Semiconductor chip producers must pay their construction workforce prevailing wages and will be “strongly encouraged” to use project labor agreements if they want a piece of the $39 billion available in federal funding to support fabrication plant construction, expansion or modernization projects, U.S. Commerce Secretary Gina Raimondo says.
The Commerce Dept. CHIPS Program Office released its first notice of funding opportunity Feb. 28 for projects that will boost domestic production of advanced chips used in a wide variety of consumer and military applications. It plans to provide a mix of grants, federal loans and federal guarantees of third-party loans. Direct funding awards are set to range from 5% to15% of project capital expenditures, according to department official who briefed reporters on the program. Applications will be accepted on a rolling basis starting March 31 for some types of chip plants, known as “fabs.”
The goal is to bolster the creation of at least two large clusters of “leading-edge” fabs, Commerce officials say. Currently, no U.S.-based plants produce the most advanced chips, they add. Officials plan to first focus on larger projects that would have greater consequences for economic and national security. Two future rounds of funding are expected. One, late this spring, would be made available to projects to build facilities that supply fabs. The other round, in the fall, would go toward research and development facilities.
Companies seeking funding through the program need to meet a series of requirements, which include providing a construction workforce plan, Raimondo says. That would include an outline of how they plan to recruit, hire, train and retain a skilled construction workforce. A prevailing wage requirement was included in the Chips and Science Act that provided this funding.
Additionally, a Commerce official says it believes project labor agreements would be effective, because of the scale and complexity of the fab projects, in keeping work on schedule and avoiding work stoppages. Any applicant that does not commit to using labor agreements will need to submit a construction workforce continuity plan to demonstrate exactly how it would ensure projects stay on schedule.

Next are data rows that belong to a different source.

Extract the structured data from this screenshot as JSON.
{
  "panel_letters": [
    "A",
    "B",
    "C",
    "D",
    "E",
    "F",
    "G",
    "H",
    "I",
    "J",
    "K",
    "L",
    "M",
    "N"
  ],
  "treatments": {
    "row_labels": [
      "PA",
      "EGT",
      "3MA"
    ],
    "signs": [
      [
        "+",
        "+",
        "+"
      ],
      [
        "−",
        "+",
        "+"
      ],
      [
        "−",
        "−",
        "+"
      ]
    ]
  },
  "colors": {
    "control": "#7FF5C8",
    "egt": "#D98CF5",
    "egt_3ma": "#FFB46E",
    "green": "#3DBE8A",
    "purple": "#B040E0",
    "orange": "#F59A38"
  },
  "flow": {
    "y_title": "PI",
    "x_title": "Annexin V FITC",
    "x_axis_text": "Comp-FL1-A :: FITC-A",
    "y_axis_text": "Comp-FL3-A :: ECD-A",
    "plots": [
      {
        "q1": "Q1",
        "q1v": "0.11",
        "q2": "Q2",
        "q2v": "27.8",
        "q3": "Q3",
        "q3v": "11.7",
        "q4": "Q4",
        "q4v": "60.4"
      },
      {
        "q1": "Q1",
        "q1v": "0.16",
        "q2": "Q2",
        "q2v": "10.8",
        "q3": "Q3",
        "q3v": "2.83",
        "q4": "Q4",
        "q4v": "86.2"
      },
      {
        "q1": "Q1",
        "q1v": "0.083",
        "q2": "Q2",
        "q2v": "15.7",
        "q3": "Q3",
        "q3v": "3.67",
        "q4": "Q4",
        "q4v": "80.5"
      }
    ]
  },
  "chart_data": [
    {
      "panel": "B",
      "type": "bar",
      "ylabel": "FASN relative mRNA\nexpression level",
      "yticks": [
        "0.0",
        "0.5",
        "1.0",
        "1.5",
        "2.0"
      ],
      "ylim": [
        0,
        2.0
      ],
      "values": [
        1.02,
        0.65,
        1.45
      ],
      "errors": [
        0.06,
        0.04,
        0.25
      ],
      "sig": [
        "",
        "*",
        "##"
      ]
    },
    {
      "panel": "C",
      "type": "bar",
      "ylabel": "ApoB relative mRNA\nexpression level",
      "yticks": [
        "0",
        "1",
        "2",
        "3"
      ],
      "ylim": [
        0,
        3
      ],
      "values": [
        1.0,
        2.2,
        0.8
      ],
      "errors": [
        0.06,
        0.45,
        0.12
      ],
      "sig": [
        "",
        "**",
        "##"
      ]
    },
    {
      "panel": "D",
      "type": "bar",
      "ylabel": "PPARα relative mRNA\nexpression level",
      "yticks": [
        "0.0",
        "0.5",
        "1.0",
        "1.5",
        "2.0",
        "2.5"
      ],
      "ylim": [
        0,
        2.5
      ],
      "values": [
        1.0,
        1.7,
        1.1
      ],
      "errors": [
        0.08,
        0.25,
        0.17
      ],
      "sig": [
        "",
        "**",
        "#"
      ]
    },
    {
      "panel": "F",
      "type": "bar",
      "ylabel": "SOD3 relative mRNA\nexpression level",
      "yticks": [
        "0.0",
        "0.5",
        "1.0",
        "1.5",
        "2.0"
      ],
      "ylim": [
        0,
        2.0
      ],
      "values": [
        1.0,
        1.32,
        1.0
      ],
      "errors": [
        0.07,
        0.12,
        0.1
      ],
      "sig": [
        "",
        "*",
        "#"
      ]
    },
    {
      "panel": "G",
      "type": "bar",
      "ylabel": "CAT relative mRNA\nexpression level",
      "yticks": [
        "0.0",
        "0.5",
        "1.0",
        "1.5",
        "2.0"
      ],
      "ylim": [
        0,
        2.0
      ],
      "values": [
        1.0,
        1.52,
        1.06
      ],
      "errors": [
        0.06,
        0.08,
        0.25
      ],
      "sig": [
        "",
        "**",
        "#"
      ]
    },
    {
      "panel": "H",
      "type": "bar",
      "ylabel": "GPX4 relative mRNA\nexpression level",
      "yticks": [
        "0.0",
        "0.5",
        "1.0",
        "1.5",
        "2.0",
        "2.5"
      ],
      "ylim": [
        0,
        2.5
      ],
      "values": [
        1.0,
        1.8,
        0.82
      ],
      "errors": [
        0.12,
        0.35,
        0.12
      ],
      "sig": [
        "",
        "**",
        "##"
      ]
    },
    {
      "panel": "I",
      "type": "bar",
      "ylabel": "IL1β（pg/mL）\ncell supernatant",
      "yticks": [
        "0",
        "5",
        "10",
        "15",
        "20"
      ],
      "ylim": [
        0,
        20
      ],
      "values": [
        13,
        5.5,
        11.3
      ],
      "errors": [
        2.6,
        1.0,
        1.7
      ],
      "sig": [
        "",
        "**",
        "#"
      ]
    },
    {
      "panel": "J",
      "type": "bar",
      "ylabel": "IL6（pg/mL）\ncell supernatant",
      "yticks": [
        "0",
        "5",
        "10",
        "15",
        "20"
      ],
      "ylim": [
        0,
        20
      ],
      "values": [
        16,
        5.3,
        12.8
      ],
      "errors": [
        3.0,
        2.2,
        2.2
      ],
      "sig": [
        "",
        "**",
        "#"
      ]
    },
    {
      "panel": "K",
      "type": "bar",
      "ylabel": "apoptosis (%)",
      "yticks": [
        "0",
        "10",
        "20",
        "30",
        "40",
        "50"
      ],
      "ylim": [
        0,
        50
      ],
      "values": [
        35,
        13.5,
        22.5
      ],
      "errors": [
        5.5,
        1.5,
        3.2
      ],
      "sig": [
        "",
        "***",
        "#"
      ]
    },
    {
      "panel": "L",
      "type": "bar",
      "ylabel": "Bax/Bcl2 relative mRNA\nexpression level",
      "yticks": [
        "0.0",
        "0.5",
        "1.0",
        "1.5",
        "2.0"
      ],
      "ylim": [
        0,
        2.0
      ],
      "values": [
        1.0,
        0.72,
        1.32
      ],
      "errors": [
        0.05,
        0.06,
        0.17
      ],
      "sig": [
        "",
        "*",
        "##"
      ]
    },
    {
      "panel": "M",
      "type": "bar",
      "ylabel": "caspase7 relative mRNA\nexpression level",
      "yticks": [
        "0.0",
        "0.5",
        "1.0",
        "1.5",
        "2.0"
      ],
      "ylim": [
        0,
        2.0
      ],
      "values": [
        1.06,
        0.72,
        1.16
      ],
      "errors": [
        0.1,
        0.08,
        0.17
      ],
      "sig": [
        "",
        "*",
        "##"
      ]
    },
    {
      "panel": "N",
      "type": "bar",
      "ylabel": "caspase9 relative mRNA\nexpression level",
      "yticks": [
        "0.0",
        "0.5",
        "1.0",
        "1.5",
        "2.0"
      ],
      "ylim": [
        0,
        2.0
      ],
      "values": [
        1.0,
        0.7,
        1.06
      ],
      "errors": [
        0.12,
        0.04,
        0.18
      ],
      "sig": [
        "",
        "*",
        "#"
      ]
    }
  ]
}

Raimondo had recently addressed the need to train more skilled construction workers to build fabs, during a speech about the Chips and Science Act at Georgetown University. Industry groups had mixed responses, with the Associated General Contractors of America calling for more funding for career and technical education programs, and the Associated Builders and Contractors criticizing the costs of requiring prevailing wage.
Commerce would ask applicants to conduct outreach to women for construction jobs as part of the Million Women in Construction initiative Raimondo launched last November. Construction workforce plans also must identify “existing programs that successfully train diverse populations and that can be scaled appropriately, including high-quality apprenticeship readiness programs and registered apprenticeships,” department documents state.
Funding recipients that request more than $150 million in direct funding also must submit plans to provide construction and facility workers with access to affordable, reliable and high-quality child care, Commerce officials announced.
“We need more people in the labor force,” Raimondo says. “We right now lack affordable child care, which is the single most significant factor keeping people, especially women, out of the labor force. We need to see how these companies are going to be meeting their labor force needs.”
Some projects that will likely seek federal funding through the program are already under construction.
Last summer, an Intel Corp. spokesperson told ENR that work on its $20-billion project in New Albany, Ohio, could be delayed if Congress did not pass the Chips and Science Act. Work started on the first phase of its project in September, the month after President Joe Biden signed the legislation. Raimondo also had previously warned that a $5-billion GlobalWafers project in Sherman, Texas, likely relied on receiving the subsidies. Work started on that project in December.
“Companies are going to have to show us why these projects wouldn't be possible without government investment,” Raimondo says. “Each award is going to be negotiated on its own merits and its own terms, and we plan to ensure applicants provide a justification for every dollar of government funds.”